玉子雙澤提示您:看后求收藏(詩鼎小說網網m.gzstf.cn),接著再看更方便。
蘇文其還是看著她不動,蘇月恒忍不住嘆口氣道:“你這孩子。我說的都是真的。你想想,前些年我倆在家的那些事兒,如果沒有你姐夫哪有那么快就解決了的?還有你上學種種,你姐夫要是不在乎我,他也不會這么盡心盡力了。”
說著,蘇月恒為了加重沈玨對自己好的說服力,又對蘇文其道:“說真的,你姐夫對我是沒話說的。不看別的,就看你姐姐我成親這幾年了,還沒有個一男半女的,你姐夫也從未說過什么。”
蘇月恒不說還好,一說這事兒,蘇文其頓時緊張了起來,也是啊,姐姐姐夫成親這好些年了,看別人,有那能生會生的,說不得都能抱三胎了,可姐姐到現在都還沒開懷。
雖然蘇文其在蘇月恒看來還甚是稚嫩,可是他不傻,該知道的道理事情他都清楚。這時代,女子要是沒有兒女膀身,這結局不用多收都是好不了的。
蘇文其頓時繃緊了身子,緊張的問蘇月恒道:“姐姐,這事兒先前我本來是要問你的,但怕你不快,就一直忍著沒問,現如今既然已經說到這里了,我倒是想要跟你說說。”
“姐姐,你跟姐夫成親幾年了,未有身孕,姐夫他們真的就沒有微詞?姐,如果有問題,還是要及早就醫的好,千萬不能諱疾忌醫。”
聽得蘇文其這話,蘇月恒感慨的看了眼他,這個小子還真是懂事,知道的也多。還知道讓自己去看病。說起這事兒來,蘇月恒自己也有點奇怪,因著剛開始成親的時候年紀小,蘇月恒也沒太在意,可這轉眼幾年過去了,現在已經年近二十了,自己跟沈玨也是差不多日日在一起的。
可就是沒有。
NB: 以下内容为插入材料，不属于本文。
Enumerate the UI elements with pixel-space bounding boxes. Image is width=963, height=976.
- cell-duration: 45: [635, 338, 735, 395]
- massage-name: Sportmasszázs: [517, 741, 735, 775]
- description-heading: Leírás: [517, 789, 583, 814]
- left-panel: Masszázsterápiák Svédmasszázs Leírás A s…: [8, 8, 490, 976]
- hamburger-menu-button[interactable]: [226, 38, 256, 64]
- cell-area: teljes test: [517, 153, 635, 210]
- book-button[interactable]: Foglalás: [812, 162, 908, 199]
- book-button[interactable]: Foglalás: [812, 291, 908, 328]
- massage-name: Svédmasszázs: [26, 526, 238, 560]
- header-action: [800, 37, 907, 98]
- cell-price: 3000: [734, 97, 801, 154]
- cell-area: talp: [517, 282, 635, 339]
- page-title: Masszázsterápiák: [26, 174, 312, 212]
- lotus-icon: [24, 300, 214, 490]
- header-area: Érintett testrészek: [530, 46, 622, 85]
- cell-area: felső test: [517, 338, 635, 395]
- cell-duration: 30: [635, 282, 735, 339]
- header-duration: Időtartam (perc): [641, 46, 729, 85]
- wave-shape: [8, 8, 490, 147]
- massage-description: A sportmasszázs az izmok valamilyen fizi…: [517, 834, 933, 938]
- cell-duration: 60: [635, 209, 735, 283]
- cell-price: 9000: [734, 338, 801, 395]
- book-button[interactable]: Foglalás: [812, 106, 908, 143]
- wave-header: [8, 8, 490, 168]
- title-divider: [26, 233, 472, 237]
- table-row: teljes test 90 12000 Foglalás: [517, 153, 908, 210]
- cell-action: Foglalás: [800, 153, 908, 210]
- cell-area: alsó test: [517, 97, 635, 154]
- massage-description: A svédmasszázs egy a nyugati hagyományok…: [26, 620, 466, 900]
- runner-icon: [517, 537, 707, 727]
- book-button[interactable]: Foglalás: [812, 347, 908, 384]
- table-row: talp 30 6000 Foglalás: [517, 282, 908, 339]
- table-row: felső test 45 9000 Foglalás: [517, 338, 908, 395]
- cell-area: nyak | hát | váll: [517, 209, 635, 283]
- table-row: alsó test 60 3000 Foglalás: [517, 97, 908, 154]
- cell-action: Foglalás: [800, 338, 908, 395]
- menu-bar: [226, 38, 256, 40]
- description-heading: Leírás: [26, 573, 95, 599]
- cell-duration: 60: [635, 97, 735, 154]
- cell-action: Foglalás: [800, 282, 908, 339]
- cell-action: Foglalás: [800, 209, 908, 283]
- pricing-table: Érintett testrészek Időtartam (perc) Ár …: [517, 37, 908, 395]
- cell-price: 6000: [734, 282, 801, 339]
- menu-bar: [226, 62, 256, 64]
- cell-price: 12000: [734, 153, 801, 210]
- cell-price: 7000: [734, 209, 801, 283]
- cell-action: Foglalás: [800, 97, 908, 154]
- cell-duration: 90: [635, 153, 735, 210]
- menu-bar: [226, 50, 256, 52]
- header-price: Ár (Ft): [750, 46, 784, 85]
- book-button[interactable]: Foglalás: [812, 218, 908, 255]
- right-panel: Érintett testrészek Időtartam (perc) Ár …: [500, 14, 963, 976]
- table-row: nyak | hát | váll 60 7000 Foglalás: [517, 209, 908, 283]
蘇月恒本身是不大在意的,別說自己還沒有二十,就是現在自己已經二十了,放在現代那也是妥妥的早婚了,所以她不急。
可是她不急,不代表別人不急,比如鄭夫人現在都有點難掩焦慮了。時不時的讓人送了易孕的補品藥材過來,雖然沒有明說,可蘇月恒也是看出鄭夫人必然也是著急了。
也不怪鄭夫人著急的,這跟沈玨差不多大的,甚至是差不多時候成親的,好多都兒女雙全了。唯獨沈玨膝下還沒有一男半女的。
因著如此,鄭夫人現在這走出去,聽到的閑言碎語也不少。鄭夫人甚是頭痛,忍不住叫兒子過來說說,兒子總也說不急。
可這事兒,怎么能不急的,這一年兩年還好,這一轉眼都四年了,兒媳還以點動靜也無。
不過,鄭夫人雖然著急,但是從未找過蘇月恒直接了當的說這事兒。鄭夫人不說,不代表蘇月恒不知道。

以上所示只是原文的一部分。